The Turkish stock market ended Tuesday’s trading session in the red, as the country’s main index, the BIST 100, fell by 0.52% to close at 10,487.25 points. This drop came after the index opened the day at 10,555.20 points, showing a downward trend through the session.
According to data released by Borsa Istanbul, the benchmark BIST 100 index declined by 54.84 points compared to the previous day’s close on Monday. During Tuesday’s trading, the index touched a low of 10,487.25 points, which was also its closing point, and reached a high of 10,589.61 points earlier in the day.
In total, 67 sub-indexes recorded losses, while only 31 indexes managed to close in the green. This shows a largely bearish performance across the Turkish market on Tuesday.
The total transaction volume on the market reached a massive 85.8 billion Turkish liras, which is approximately $2.11 billion. Despite the drop in points, the trading activity remained high, showing that investor participation in the market is still very strong. The total market capitalisation of the BIST 100 index was estimated at 9.7 trillion Turkish liras, equivalent to about $239.6 billion.
In the foreign exchange market, the Turkish lira continued to weaken against major currencies. As of 6:20 pm local time (3:20 pm GMT), the exchange rate for the US dollar stood at ₺40.5345 per dollar. The euro traded at ₺46.8320, and the British pound exchanged at ₺54.1730. These figures reflect the continuing depreciation of the Turkish currency, a trend that has been observed over the past several months.
The weakness of the lira is partly linked to Turkey’s ongoing inflation problems, high interest rates, and global economic uncertainties, which have made foreign investors cautious about the market. Analysts have also noted that changes in the monetary policy direction under Turkey’s Central Bank, currently led by Hafize Gaye Erkan, continue to influence investor decisions.

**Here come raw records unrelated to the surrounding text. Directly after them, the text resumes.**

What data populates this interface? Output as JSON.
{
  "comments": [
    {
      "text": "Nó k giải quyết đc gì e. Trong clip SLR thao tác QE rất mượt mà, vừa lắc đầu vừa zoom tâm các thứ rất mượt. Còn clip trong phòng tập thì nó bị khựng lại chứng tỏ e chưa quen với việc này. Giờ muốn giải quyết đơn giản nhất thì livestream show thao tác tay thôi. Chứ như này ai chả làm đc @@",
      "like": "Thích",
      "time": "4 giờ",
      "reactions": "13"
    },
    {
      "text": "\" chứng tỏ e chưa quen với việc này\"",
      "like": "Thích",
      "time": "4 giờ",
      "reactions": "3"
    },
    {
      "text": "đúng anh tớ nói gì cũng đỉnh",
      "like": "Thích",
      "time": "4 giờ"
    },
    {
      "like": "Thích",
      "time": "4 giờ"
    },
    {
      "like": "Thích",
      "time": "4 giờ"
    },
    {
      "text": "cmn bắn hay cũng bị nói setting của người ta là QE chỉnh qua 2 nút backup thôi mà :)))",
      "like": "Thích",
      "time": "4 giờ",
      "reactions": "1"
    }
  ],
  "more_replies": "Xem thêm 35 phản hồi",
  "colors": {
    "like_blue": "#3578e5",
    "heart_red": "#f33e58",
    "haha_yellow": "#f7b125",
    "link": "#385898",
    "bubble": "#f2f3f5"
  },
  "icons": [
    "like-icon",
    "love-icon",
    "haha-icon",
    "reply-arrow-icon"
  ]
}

On the commodities side, the price of gold was reported at $3,328.35 per ounce, reflecting global demand for the precious metal amid economic uncertainties. Meanwhile, the price of Brent crude oil was pegged at $70.15 per barrel, as oil markets reacted to changing supply dynamics and geopolitical developments, especially in the Middle East and Eastern Europe.
The Turkish market is currently experiencing mixed sentiments. While investor confidence is supported by strong trading volumes, the index’s performance shows that there is still pressure on stocks due to broader economic issues. Market experts say the fluctuations in exchange rates, especially the USD/TRY pair, are having a direct impact on listed companies, many of whom rely on imported raw materials and are exposed to foreign debt.
Furthermore, Turkey’s economy is navigating through several challenges including external debt, inflation above 70%, and reduced consumer spending. President Recep Tayyip Erdoğan’s administration has pledged to stabilise the lira and bring inflation under control, but many investors remain cautious until they see clear results.
Financial analysts in Istanbul say that investors are closely watching developments in Turkey’s interest rate policy and any upcoming decisions from the Turkish Central Bank. Global investors are also paying attention to the European Central Bank and US Federal Reserve, whose policies tend to influence emerging markets like Turkey.
The BIST 100 index has been under pressure in recent weeks due to fears of a possible global economic slowdown, rising commodity prices, and ongoing regional tensions that affect Turkey’s strategic position.
As the market prepares for the next trading session, experts advise investors to be cautious and continue monitoring both domestic economic indicators and international developments.